The listener must be registered in a [Before(TestDiscovery)] hook (or earlier, e.g. [Before(TestSession)]) so it is active before the discovery span begins. TUnit's hook execution order is:
[Before(TestSession)]— session-level setup[Before(TestDiscovery)]— register your listener here- Test discovery — the
"test discovery"span is emitted here - Test execution — assembly, suite, and test case spans are emitted
[After(TestSession)]— dispose your listener here
If you register the listener later (e.g., in [Before(Assembly)]), the discovery span will not be captured.
Span Hierarchy
TUnit creates a nested span tree that mirrors the test lifecycle:
test session
├── test discovery
└── test assembly
└── test suite (one per test class)
└── test case (one per test method invocation)
The test discovery span captures the time spent finding, building, and resolving dependencies for all tests. It appears as a sibling of the assembly spans, giving you a clear view of discovery vs execution time.
Attributes
Each span carries tags that follow OpenTelemetry semantic conventions where applicable.
Standard OTel Attributes
| Attribute | Span | Description |
|---|---|---|
test.case.name | test case | Test method name |
test.case.result.status | test case | pass, fail, or skipped |
test.suite.name | test suite | Test class name |
error.type | test case | Exception type (on failure) |
exception.type | test case | Exception type (on exception event) |
exception.message | test case | Exception message (on exception event) |
exception.stacktrace | test case | Full stack trace (on exception event) |
TUnit-Specific Attributes
| Attribute | Span | Description |
|---|---|---|
tunit.session.id | test session | Unique session identifier |
tunit.filter | test session | Active test filter expression |
tunit.assembly.name | test assembly | Assembly name |
tunit.class.namespace | test suite | Class namespace |
tunit.test.class | test case | Fully qualified class name |
tunit.test.method | test case | Method name |
tunit.test.id | test case | Unique test instance ID |
tunit.test.categories | test case | Test categories (string array) |
tunit.test.count | session/assembly/suite/discovery | Total test count |
tunit.test.retry_attempt | test case | Current retry attempt (when retrying) |
tunit.test.skip_reason | test case | Reason the test was skipped |
Span Status
Following OTel instrumentation conventions:
- Passed tests: status is left as
Unset(the default — success is implicit) - Failed tests: status is set to
Errorwith an exception event recorded - Skipped tests: status is left as
Unsetwithtest.case.result.status=skipped
Retries
When a test is configured with [Retry], each failed attempt produces its own span with Error status and the recorded exception.
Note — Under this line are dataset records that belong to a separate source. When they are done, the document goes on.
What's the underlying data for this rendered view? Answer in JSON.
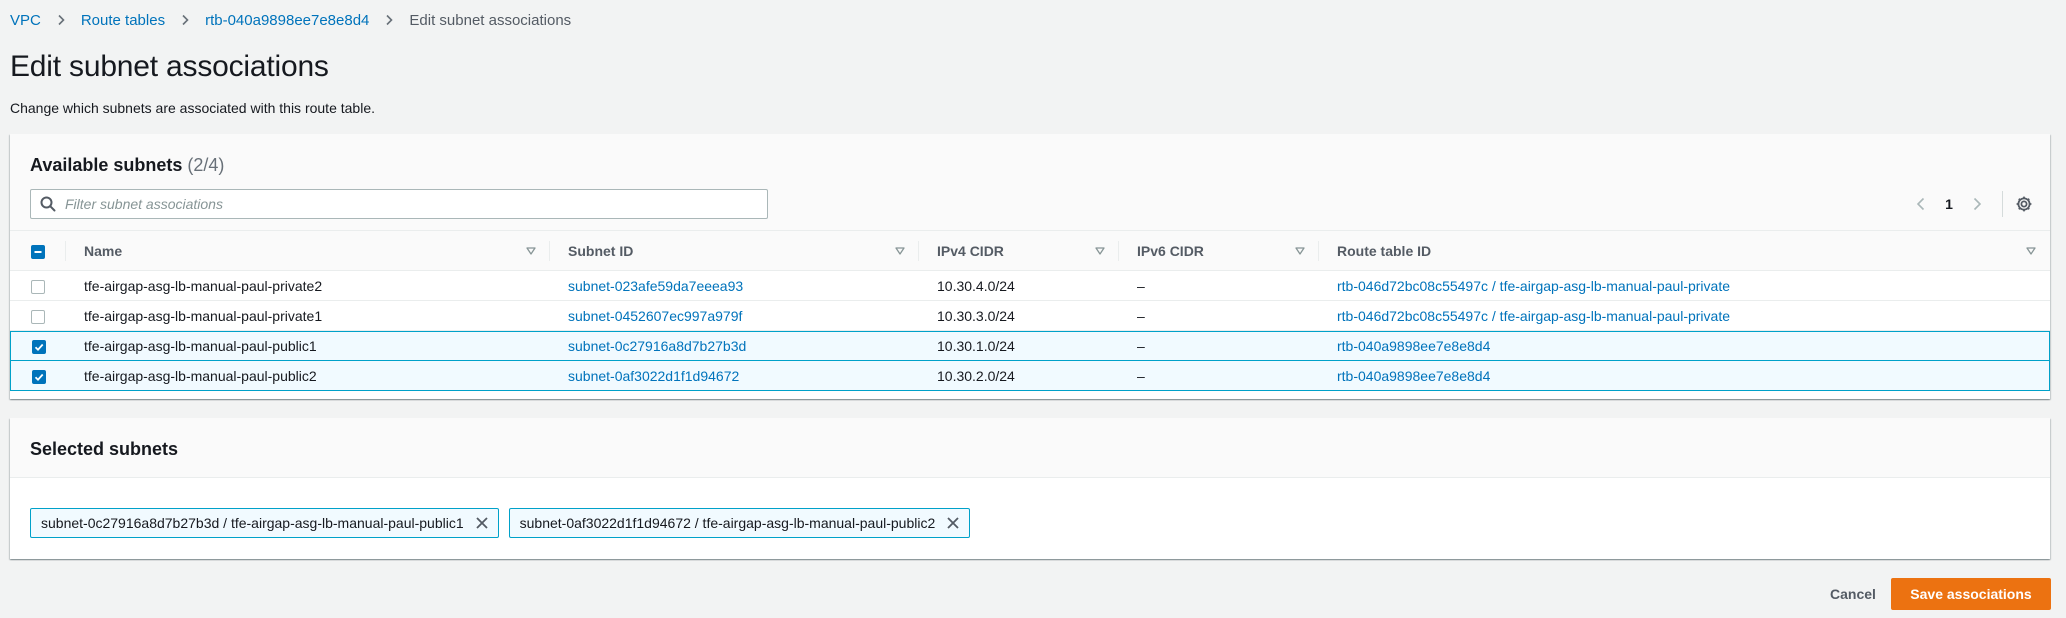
{
  "breadcrumb": {
    "items": [
      "VPC",
      "Route tables",
      "rtb-040a9898ee7e8e8d4"
    ],
    "current": "Edit subnet associations"
  },
  "page": {
    "title": "Edit subnet associations",
    "description": "Change which subnets are associated with this route table."
  },
  "available": {
    "title": "Available subnets",
    "counter": "(2/4)",
    "filter_placeholder": "Filter subnet associations",
    "page_number": "1",
    "columns": [
      "Name",
      "Subnet ID",
      "IPv4 CIDR",
      "IPv6 CIDR",
      "Route table ID"
    ],
    "rows": [
      {
        "selected": false,
        "name": "tfe-airgap-asg-lb-manual-paul-private2",
        "subnet_id": "subnet-023afe59da7eeea93",
        "ipv4": "10.30.4.0/24",
        "ipv6": "–",
        "route_table": "rtb-046d72bc08c55497c / tfe-airgap-asg-lb-manual-paul-private"
      },
      {
        "selected": false,
        "name": "tfe-airgap-asg-lb-manual-paul-private1",
        "subnet_id": "subnet-0452607ec997a979f",
        "ipv4": "10.30.3.0/24",
        "ipv6": "–",
        "route_table": "rtb-046d72bc08c55497c / tfe-airgap-asg-lb-manual-paul-private"
      },
      {
        "selected": true,
        "name": "tfe-airgap-asg-lb-manual-paul-public1",
        "subnet_id": "subnet-0c27916a8d7b27b3d",
        "ipv4": "10.30.1.0/24",
        "ipv6": "–",
        "route_table": "rtb-040a9898ee7e8e8d4"
      },
      {
        "selected": true,
        "name": "tfe-airgap-asg-lb-manual-paul-public2",
        "subnet_id": "subnet-0af3022d1f1d94672",
        "ipv4": "10.30.2.0/24",
        "ipv6": "–",
        "route_table": "rtb-040a9898ee7e8e8d4"
      }
    ]
  },
  "selected": {
    "title": "Selected subnets",
    "tokens": [
      "subnet-0c27916a8d7b27b3d / tfe-airgap-asg-lb-manual-paul-public1",
      "subnet-0af3022d1f1d94672 / tfe-airgap-asg-lb-manual-paul-public2"
    ]
  },
  "footer": {
    "cancel_label": "Cancel",
    "save_label": "Save associations"
  },
  "colors": {
    "link": "#0073bb",
    "primary_button": "#ec7211",
    "selection_border": "#00a1c9",
    "selection_bg": "#f1faff"
  }
}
The retry attempt that finally passes (or the last failing attempt) is the final span for that test.
Using with Jaeger, Zipkin, or OTLP
Swap the exporter in the setup code above. Each exporter needs its own NuGet package.
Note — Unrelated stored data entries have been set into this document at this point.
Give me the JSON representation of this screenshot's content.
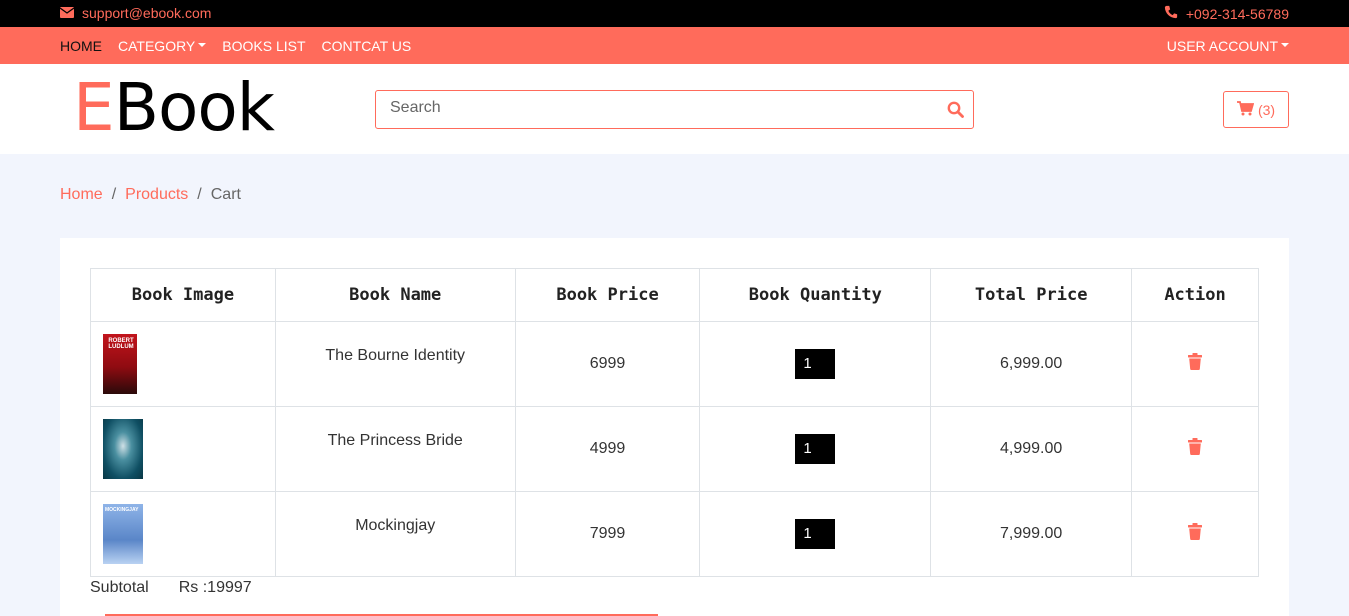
{
  "topbar": {
    "email": "support@ebook.com",
    "phone": "+092-314-56789"
  },
  "nav": {
    "items": [
      "HOME",
      "CATEGORY",
      "BOOKS LIST",
      "CONTCAT US"
    ],
    "account": "USER ACCOUNT"
  },
  "logo": {
    "first": "E",
    "rest": "Book"
  },
  "search": {
    "placeholder": "Search",
    "value": ""
  },
  "cart": {
    "count": "(3)"
  },
  "breadcrumb": {
    "home": "Home",
    "products": "Products",
    "current": "Cart",
    "separator": "/"
  },
  "table": {
    "headers": [
      "Book Image",
      "Book Name",
      "Book Price",
      "Book Quantity",
      "Total Price",
      "Action"
    ],
    "rows": [
      {
        "name": "The Bourne Identity",
        "price": "6999",
        "quantity": "1",
        "total": "6,999.00",
        "cover_text": "ROBERT LUDLUM"
      },
      {
        "name": "The Princess Bride",
        "price": "4999",
        "quantity": "1",
        "total": "4,999.00",
        "cover_text": ""
      },
      {
        "name": "Mockingjay",
        "price": "7999",
        "quantity": "1",
        "total": "7,999.00",
        "cover_text": "MOCKINGJAY"
      }
    ]
  },
  "subtotal": {
    "label": "Subtotal",
    "value": "Rs :19997"
  },
  "colors": {
    "accent": "#ff6b5b",
    "topbar": "#000000",
    "page_bg": "#f2f5fd"
  },
  "icons": [
    "envelope-icon",
    "phone-icon",
    "search-icon",
    "cart-icon",
    "trash-icon"
  ]
}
OTLP (works with Jaeger, Tempo, Honeycomb, etc.)
dotnet add package OpenTelemetry.Exporter.OpenTelemetryProtocol
.AddOtlpExporter(opts => opts.Endpoint = new Uri("http://localhost:4317"))
Zipkin
dotnet add package OpenTelemetry.Exporter.Zipkin
.AddZipkinExporter(opts => opts.Endpoint = new Uri("http://localhost:9411/api/v2/spans"))
HTML Report Integration
TUnit's built-in HTML test report automatically captures activity spans and renders them as trace timelines — no OpenTelemetry SDK required. The report also captures spans from instrumented libraries like HttpClient, ASP.NET Core, and EF Core when they execute within a test's context.
For details on distributed trace collection, linking external traces, and accessing the test's Activity, see the Distributed Tracing section of the HTML report guide.